Wednesday, May 20, 2020

Le Secret de Chantilly - Antonin Carême rencontre Boucher



Depuis plusieurs jours, je travaille sur la traduction de mon roman, Le Secret de Chantilly. Mi-conte, mi-roman historique, ce livre se base sur la vie du célèbre chef, Antonin Carême et sa relation avec l'énigmatique Talleyrand.

C'est merveilleux pour moi de voir cette histoire - qui d'ailleurs est bien Française, même si elle a été originalement conçue en anglais - prendre une toute nouvelle forme. Petit à petit, je découvre mes personnages pour la première fois, comme si le fait de leur rendre leur langue maternelle leur redonnait vie.

L'un de mes personnages préférés, c'est Boucher, le maitre d'hôtel de Talleyrand. Dans ce passage, qui est l'un de mes préférés, Antonin qui a seize ans rencontre Boucher pour la première fois.

Note: Pour l'instant la ponctuation suit les règles de dialogue anglais.

Un après-midi, alors que je me dirigeais chez M. Rose, Avice vint me trouver en disant :
  « Antonin, l’un de nos clients les plus estimés voudrait te voir. Il est dehors, près de la diligence.

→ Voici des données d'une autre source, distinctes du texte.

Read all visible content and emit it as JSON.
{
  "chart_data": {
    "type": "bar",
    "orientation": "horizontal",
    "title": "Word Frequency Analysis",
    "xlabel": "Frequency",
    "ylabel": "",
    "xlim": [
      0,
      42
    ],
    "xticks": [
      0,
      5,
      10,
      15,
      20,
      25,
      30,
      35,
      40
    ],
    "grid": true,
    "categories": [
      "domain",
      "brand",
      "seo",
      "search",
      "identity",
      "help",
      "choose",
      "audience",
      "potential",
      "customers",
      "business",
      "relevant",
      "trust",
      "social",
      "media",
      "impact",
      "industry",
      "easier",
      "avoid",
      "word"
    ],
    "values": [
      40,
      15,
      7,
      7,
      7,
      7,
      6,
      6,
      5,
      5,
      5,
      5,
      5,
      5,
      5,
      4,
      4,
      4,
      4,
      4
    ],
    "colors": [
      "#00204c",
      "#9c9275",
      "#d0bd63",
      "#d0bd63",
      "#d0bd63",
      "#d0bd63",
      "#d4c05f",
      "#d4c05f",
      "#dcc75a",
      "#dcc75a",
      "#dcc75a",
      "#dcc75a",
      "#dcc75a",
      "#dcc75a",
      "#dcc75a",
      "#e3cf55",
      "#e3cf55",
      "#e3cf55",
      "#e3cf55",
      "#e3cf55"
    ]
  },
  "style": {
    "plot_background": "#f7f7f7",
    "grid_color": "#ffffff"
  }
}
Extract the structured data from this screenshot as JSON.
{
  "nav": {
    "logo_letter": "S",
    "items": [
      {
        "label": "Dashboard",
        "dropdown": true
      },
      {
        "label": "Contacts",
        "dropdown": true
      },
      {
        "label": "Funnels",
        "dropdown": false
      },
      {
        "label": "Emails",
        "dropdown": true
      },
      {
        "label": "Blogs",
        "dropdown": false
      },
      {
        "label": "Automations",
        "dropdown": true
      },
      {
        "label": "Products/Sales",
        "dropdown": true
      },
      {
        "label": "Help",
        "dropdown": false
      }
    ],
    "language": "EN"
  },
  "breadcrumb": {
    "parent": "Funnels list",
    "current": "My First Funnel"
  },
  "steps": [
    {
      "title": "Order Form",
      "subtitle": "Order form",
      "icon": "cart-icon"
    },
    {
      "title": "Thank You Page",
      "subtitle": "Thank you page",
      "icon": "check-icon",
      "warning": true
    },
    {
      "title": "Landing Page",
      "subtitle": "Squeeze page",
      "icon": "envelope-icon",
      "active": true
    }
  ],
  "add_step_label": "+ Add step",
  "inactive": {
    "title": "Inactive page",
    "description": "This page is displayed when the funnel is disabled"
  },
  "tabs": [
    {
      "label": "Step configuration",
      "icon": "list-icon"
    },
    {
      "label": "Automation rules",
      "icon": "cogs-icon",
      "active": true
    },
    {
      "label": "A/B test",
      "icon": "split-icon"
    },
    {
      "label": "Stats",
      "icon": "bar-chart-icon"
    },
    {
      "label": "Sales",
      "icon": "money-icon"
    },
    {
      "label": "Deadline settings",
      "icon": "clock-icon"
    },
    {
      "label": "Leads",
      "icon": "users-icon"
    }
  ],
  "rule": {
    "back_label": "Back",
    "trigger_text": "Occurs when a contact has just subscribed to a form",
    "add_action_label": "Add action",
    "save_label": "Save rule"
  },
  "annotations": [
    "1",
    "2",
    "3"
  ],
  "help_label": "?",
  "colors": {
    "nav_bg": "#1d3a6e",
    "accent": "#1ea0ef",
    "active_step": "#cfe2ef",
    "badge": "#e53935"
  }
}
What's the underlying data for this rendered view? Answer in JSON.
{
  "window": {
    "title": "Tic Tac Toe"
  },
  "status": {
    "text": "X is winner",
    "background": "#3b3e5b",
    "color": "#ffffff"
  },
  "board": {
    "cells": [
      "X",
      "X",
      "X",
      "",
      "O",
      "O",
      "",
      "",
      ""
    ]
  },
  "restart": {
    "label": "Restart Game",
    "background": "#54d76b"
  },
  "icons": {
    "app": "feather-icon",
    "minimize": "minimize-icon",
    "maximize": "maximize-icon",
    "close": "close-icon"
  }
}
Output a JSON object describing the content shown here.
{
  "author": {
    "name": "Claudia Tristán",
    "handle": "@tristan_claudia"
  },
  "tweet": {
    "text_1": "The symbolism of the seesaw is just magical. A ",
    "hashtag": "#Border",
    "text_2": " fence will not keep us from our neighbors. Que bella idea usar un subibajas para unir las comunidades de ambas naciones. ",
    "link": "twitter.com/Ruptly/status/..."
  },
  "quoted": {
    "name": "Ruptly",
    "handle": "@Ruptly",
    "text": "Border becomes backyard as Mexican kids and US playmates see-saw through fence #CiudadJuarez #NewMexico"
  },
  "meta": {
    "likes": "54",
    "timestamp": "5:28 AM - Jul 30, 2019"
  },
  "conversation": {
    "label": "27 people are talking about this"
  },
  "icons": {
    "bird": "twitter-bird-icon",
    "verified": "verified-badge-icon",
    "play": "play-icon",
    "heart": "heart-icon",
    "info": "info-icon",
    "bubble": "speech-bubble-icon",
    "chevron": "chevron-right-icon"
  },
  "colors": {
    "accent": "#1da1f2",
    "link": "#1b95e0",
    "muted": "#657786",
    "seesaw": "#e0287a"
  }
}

Tu dois aller lui parler tout de suite.
  — Maintenant ?
 — Oui, oui, dit Avice. Ne lui fais pas attendre. Il représente notre client le plus important. »
  Je me précipitai hors de Bailly, encore revêtu de mon tablier. Je vis un homme dans la quarantaine avec un visage rond et doux et une perruque poudrée. Je le reconnus pour l’avoir aperçu à plusieurs reprises auparavant, commandant des gâteaux pour des banquets ministériels. 
  C'était la première fois que j’avais l’occasion d’examiner ses vêtements de près. Sa chemise de lin était d’un tissage exquis, et une cravate blanche épousait son cou avec élégance. Avice n'avait pas menti; l'homme portait des chaussures à boucles et une longue veste mauve satinée. Il sentait la lavande et avait un air soigné comme je n'en avais jamais vu, même parmi les bourgeois qui accourraient régulièrement chez Bailly.
   « Monsieur Carême, me dit-il en s'approchant. Vous êtes bien le jeune homme qui livre des pâtisseries au Palais Royal ?
  — Oui. Oui, c'est moi. » J'essuyai mes mains sur mon tablier, l'air un peu déplacé. Je n'avais pas la moindre idée qui était cet homme ou ce qu’il voulait. Il semblait revenir d'une autre époque. Les gens portaient-ils encore ces culottes et ces bas de soie ?
  « Monsieur Avice me dit que vous vous dirigez vers vos cours de pâtisserie.
  — Oui monsieur, c'est sur rue Grange-Batelière.
  — Je marcherai avec vous », répondit l'étranger d’une voix aimable.
  Ses paroles s’écoulaient agréablement comme s'il fréquentait des nobles ou en était lui-même un des leurs.  Mille questions me traversaient la tête en remontant la rue Vivienne.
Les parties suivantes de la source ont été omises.